Same with the people who buy version/revision 1.0 of video cards, motherboards, etc. More bugs, higher priced, etc.
But without the early versions, we wouldn't get the killer apps later on.
I'm sure that better routing/whatever will be developped for freenet, and with bandwidth and storage becoming cheaper all the time, the network will be more efficient than it is now at equal number of nodes. It just takes time to get there... Of course there could be some theorical bottlenecks to the project that can't be easily solved without changing some of the fondamentals, but maybe that's possible too without compromising the goals too much.
My 2 cents (canadian).
Treehugger? Treehugger... Treehugger!
On the contrary, western culture has not prevented our governments from actively supporting oppression in other countries in many cases.
I am not sure why people are modding your post down. The post did a nice job of being an entry point into discussing the article without being flaimbait.
I think the article is touching on something slightly larger than American culture v. the world. They are touching on the fact that if you have a system where people have access to a global media, then you will end up losing a great deal of what you consider to be your own local culture. To prevent this from happening (i.e., to preserve your culture...) you have to curtail human rights. This is not quite an "our army is bigger than your army" issue. It is a little bit more of whether or not the "world culture" should dominate your local culture.

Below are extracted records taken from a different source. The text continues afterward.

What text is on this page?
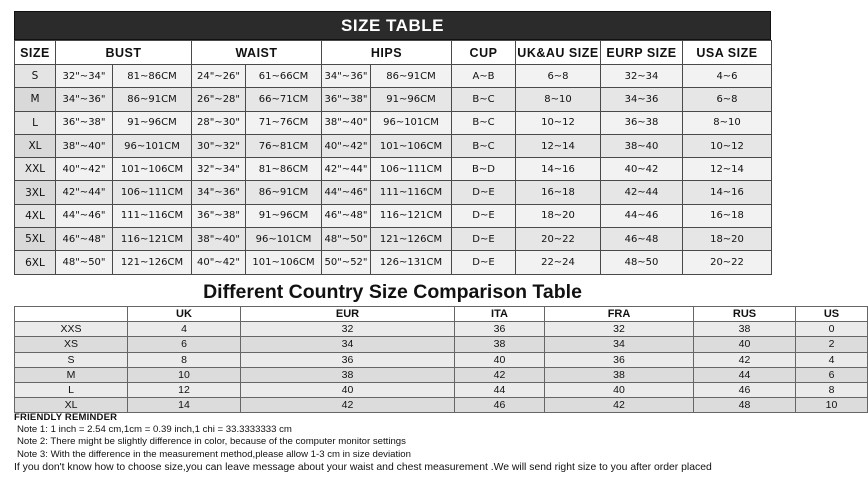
SIZE TABLE
SIZE	BUST		WAIST		HIPS		CUP	UK&AU SIZE	EURP SIZE	USA SIZE
S	32"~34"	81~86CM	24"~26"	61~66CM	34"~36"	86~91CM	A~B	6~8	32~34	4~6
M	34"~36"	86~91CM	26"~28"	66~71CM	36"~38"	91~96CM	B~C	8~10	34~36	6~8
L	36"~38"	91~96CM	28"~30"	71~76CM	38"~40"	96~101CM	B~C	10~12	36~38	8~10
XL	38"~40"	96~101CM	30"~32"	76~81CM	40"~42"	101~106CM	B~C	12~14	38~40	10~12
XXL	40"~42"	101~106CM	32"~34"	81~86CM	42"~44"	106~111CM	B~D	14~16	40~42	12~14
3XL	42"~44"	106~111CM	34"~36"	86~91CM	44"~46"	111~116CM	D~E	16~18	42~44	14~16
4XL	44"~46"	111~116CM	36"~38"	91~96CM	46"~48"	116~121CM	D~E	18~20	44~46	16~18
5XL	46"~48"	116~121CM	38"~40"	96~101CM	48"~50"	121~126CM	D~E	20~22	46~48	18~20
6XL	48"~50"	121~126CM	40"~42"	101~106CM	50"~52"	126~131CM	D~E	22~24	48~50	20~22
Different Country Size Comparison Table
	UK	EUR	ITA	FRA	RUS	US
XXS	4	32	36	32	38	0
XS	6	34	38	34	40	2
S	8	36	40	36	42	4
M	10	38	42	38	44	6
L	12	40	44	40	46	8
XL	14	42	46	42	48	10
FRIENDLY REMINDER
Note 1: 1 inch = 2.54 cm,1cm = 0.39 inch,1 chi = 33.3333333 cm
Note 2: There might be slightly difference in color, because of the computer monitor settings
Note 3: With the difference in the measurement method,please allow 1-3 cm in size deviation
If you don't know how to choose size,you can leave message about your waist and chest measurement .We will send right size to you after order placed
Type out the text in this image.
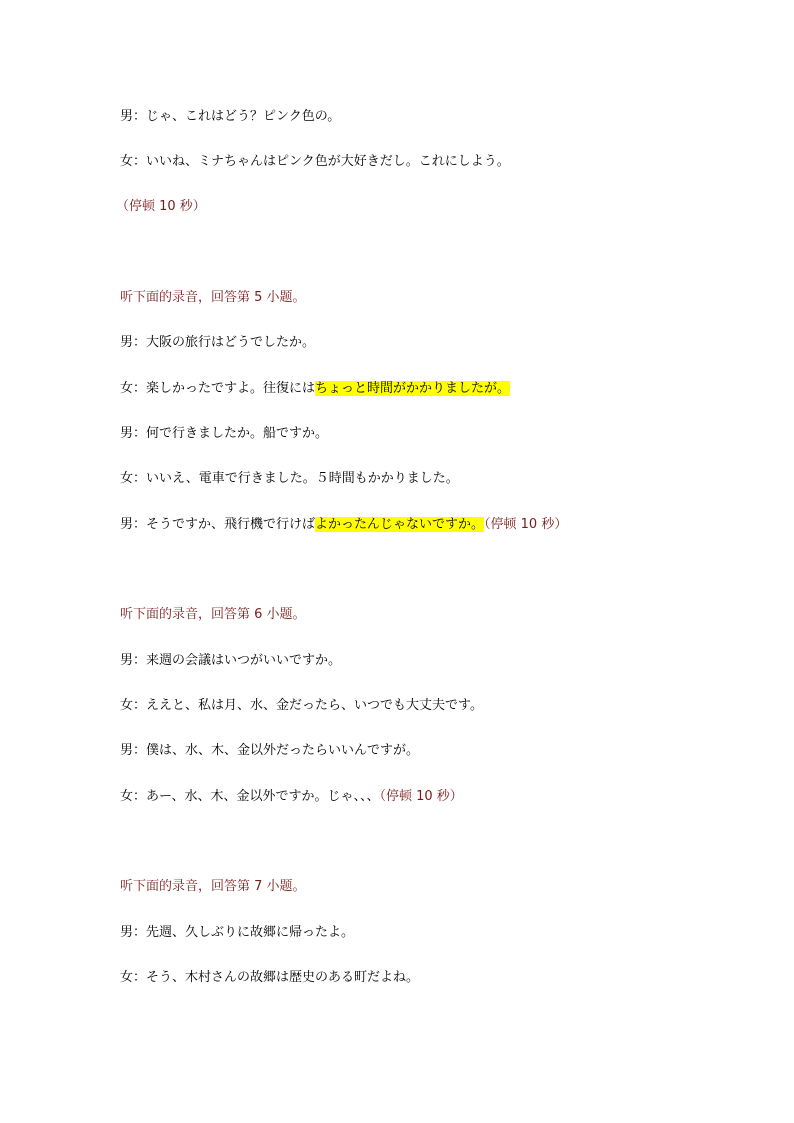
男：じゃ、これはどう？ピンク色の。
女：いいね、ミナちゃんはピンク色が大好きだし。これにしよう。
（停顿 10 秒）
听下面的录音，回答第 5 小题。
男：大阪の旅行はどうでしたか。
女：楽しかったですよ。往復にはちょっと時間がかかりましたが。
男：何で行きましたか。船ですか。
女：いいえ、電車で行きました。５時間もかかりました。
男：そうですか、飛行機で行けばよかったんじゃないですか。（停顿 10 秒）
听下面的录音，回答第 6 小题。
男：来週の会議はいつがいいですか。
女：ええと、私は月、水、金だったら、いつでも大丈夫です。
男：僕は、水、木、金以外だったらいいんですが。
女：あー、水、木、金以外ですか。じゃ、、、（停顿 10 秒）
听下面的录音，回答第 7 小题。
男：先週、久しぶりに故郷に帰ったよ。
女：そう、木村さんの故郷は歴史のある町だよね。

Accepting human rights pretty much takes the ability to completely define culture out of the hands of any given authority. If your belief system demands a general authority then the global culture will always be a horrible shock.
People from Iran, for example, don't necessarily feel that first world countries are better. In many cases they long to go home. People usually go to first world countries for education, money, or to flee political turmoil. They frequently feel that their home countries are more virtuous, stable and sensible and have better food.
Our western recipe for success doesn't really work. It requires turning all the housewives into realtors or project managers or something, and leaving TV and the streets to raise the kids. It requires importing women from traditional cultures to play Mom for kids of the affluent. It requires poor and repressive countries to make our stuff. We're phenomenally good at inventing, colonizing, owning, conquering; but not at much else.
Second, these third world countries are not as hellish as you're portraying. People generally aren't shot in the back of the head. The middle east isn't a hellhole for the people that live there, although it might be for a transplanted American. Many Palestinians have houses, cars, refrigerators and olive groves, a fact I only discovered when reading how the Israelis destroy these things.
I think that most people in the world do not want or approve this kind of freedom. People are generally very happy to see dissidents with bizarre politics punished. Ask any Chinese person about Falun Gong. If the US rounded up all the Scientologists and shot them, I think it would gain more popularity than any tax cut.
Personally, I'm a product of the West and wouldn't be happy in a traditional regime. But I realize that people raised in them may feel differently.